Let's say there are 10 teams: A-J. Each team always participate in each of the game. Only 1 team wins, others lose. Probability of any team to win is unknown (different for each team) and to be calculated.

There were 3 games: Game1, Game2, Game3.

Team A lost Game1 and Game2 and won Game3. What is the probability of the team A to win Game4?

Now, more complex second question: let's say probability to win is unknown, but known to change over time. How would this affect the answer?

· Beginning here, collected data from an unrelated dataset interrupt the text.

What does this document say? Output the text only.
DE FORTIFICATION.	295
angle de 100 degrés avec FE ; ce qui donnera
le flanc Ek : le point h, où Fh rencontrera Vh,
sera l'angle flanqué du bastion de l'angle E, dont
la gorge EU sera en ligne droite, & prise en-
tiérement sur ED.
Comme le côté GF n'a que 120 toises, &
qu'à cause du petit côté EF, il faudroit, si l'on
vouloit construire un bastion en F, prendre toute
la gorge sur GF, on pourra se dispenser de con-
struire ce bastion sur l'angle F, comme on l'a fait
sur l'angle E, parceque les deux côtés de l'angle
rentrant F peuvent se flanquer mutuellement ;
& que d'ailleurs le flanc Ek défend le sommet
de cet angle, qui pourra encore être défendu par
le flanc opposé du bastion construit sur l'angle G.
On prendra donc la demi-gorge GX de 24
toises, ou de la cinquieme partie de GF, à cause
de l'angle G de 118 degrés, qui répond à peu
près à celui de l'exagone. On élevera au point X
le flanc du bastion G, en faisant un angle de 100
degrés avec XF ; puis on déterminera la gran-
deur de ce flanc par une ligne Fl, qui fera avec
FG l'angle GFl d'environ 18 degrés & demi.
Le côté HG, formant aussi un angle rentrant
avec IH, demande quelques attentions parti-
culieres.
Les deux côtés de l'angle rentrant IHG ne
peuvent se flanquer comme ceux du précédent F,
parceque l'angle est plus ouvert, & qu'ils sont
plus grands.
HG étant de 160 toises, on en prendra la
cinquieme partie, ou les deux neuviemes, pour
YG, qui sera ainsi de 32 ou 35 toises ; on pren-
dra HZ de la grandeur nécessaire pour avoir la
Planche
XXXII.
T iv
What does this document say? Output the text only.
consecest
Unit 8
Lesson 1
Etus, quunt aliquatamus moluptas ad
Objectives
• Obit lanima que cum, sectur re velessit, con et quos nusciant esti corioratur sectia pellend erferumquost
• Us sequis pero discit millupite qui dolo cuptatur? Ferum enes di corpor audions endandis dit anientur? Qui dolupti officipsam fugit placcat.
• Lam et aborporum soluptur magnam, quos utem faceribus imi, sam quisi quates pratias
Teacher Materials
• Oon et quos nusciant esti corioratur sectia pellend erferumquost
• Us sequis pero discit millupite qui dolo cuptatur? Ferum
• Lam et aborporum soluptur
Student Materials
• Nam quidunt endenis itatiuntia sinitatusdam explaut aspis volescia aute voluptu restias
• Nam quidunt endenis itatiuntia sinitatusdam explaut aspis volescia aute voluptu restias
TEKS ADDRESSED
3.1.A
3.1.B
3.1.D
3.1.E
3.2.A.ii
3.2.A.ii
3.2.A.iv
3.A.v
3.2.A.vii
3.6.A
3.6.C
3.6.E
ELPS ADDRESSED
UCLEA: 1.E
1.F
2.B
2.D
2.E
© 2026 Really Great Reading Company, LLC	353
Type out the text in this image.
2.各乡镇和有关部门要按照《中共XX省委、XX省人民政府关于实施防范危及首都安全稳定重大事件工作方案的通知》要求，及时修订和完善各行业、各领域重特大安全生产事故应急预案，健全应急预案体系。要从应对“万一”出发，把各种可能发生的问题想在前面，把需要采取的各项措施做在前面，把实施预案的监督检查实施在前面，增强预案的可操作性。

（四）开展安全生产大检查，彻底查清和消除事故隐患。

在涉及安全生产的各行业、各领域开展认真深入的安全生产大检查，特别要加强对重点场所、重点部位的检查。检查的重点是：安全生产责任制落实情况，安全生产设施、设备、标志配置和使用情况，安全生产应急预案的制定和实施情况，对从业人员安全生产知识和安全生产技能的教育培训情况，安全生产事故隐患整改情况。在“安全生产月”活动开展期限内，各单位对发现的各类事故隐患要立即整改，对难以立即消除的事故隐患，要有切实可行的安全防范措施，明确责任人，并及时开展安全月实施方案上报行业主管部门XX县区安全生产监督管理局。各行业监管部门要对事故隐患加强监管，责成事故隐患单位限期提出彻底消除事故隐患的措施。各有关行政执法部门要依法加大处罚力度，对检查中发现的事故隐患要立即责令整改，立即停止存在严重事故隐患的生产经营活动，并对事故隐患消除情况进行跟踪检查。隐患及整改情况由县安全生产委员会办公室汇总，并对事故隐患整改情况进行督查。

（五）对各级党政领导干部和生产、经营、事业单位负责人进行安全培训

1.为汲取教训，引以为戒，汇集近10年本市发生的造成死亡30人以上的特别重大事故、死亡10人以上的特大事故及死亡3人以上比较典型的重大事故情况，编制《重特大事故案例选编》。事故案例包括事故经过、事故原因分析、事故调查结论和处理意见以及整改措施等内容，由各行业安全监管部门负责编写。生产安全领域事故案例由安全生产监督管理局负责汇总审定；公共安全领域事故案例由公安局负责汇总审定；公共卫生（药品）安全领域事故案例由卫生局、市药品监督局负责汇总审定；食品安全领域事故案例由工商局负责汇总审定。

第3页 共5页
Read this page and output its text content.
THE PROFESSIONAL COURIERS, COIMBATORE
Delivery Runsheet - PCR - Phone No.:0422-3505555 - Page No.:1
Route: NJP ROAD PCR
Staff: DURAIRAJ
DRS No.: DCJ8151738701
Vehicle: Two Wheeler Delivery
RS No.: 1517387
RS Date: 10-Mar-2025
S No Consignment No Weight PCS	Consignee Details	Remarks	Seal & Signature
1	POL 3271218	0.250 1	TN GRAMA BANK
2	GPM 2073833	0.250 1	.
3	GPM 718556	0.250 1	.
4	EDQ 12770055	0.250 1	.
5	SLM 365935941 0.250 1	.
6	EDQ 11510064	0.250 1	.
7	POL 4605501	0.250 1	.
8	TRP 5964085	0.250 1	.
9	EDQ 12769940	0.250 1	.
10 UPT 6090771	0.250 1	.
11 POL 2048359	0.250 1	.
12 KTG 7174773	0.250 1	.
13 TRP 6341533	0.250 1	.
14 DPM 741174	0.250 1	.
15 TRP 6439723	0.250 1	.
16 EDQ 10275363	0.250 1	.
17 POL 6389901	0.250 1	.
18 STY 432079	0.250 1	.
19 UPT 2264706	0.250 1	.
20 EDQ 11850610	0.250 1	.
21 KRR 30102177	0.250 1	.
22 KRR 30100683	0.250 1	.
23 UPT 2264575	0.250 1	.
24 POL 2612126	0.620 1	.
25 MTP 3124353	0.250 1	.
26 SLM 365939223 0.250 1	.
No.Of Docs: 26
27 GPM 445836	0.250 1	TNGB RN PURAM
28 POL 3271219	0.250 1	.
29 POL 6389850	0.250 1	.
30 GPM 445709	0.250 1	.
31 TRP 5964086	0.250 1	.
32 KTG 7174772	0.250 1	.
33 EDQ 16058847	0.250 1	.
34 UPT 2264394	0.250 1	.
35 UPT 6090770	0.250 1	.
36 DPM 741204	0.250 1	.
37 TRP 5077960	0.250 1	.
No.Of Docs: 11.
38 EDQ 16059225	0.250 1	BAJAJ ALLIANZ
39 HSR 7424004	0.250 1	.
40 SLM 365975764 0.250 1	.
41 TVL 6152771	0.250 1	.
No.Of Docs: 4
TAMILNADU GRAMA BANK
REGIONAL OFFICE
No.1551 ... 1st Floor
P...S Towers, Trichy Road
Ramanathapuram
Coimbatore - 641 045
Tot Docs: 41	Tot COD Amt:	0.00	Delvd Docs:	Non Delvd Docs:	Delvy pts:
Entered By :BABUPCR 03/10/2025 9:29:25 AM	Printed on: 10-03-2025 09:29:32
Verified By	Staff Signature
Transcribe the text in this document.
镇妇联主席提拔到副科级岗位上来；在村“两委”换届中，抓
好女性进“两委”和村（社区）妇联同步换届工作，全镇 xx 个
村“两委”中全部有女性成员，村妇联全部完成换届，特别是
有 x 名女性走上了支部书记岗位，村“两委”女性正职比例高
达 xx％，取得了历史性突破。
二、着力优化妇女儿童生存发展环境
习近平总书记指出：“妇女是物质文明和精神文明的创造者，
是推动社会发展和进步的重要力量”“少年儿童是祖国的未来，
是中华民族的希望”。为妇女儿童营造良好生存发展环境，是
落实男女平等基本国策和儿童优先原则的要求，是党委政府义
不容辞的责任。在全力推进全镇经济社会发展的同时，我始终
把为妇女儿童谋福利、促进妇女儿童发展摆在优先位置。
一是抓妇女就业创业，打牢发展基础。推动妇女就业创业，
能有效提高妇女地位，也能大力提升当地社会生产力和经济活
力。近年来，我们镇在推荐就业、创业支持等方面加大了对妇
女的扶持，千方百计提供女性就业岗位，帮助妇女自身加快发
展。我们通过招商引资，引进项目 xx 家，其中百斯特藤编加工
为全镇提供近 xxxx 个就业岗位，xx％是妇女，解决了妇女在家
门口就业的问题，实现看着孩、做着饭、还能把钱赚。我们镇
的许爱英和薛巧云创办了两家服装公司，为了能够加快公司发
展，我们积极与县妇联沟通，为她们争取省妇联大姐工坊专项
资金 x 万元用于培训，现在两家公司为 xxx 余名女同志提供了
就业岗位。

  • $\begingroup$ The "best" estimate is $1/3$. And it is essentially useless. $\endgroup$ Aug 10, 2014 at 19:47
  • $\begingroup$ @AndréNicolas Why 1/3 and why it is useless? :) $\endgroup$
    – Artem
    Aug 10, 2014 at 19:51
  • $\begingroup$ The estimate is $1/3$ because the team had won $1$ out of $3$. It is useless because the sample size is ridiculously small, and because we know nothing about the strengths of the teams. $\endgroup$ Aug 10, 2014 at 19:56
  • $\begingroup$ "Probability of any team to win is unknown (different for each team) and to be calculated." How is this supposed to be calculated? Without knowing this, as André precised, estimates are useless. $\endgroup$
    – JohnWO
    Aug 10, 2014 at 19:57

1 Answer 1


If the probability is unknown in advance then the estimate after $3^{rd}$ game is:

$P(A) = \frac13$; and same for teams who won $1^{st}$ and $2^{nd}$ games (if not a single team won both, in which case it would be $\frac23$ for that)

For the rest $P(x) = 0$.

The $2^{nd}$ does not seem like a question, but is almost obvious, probabilities calculated will change initially, at least till we get a large sample of experiments (games in this case). In the beginning, As Andre said, estimates are almost useless because of low number of trials. These will get more meaning after every experiment.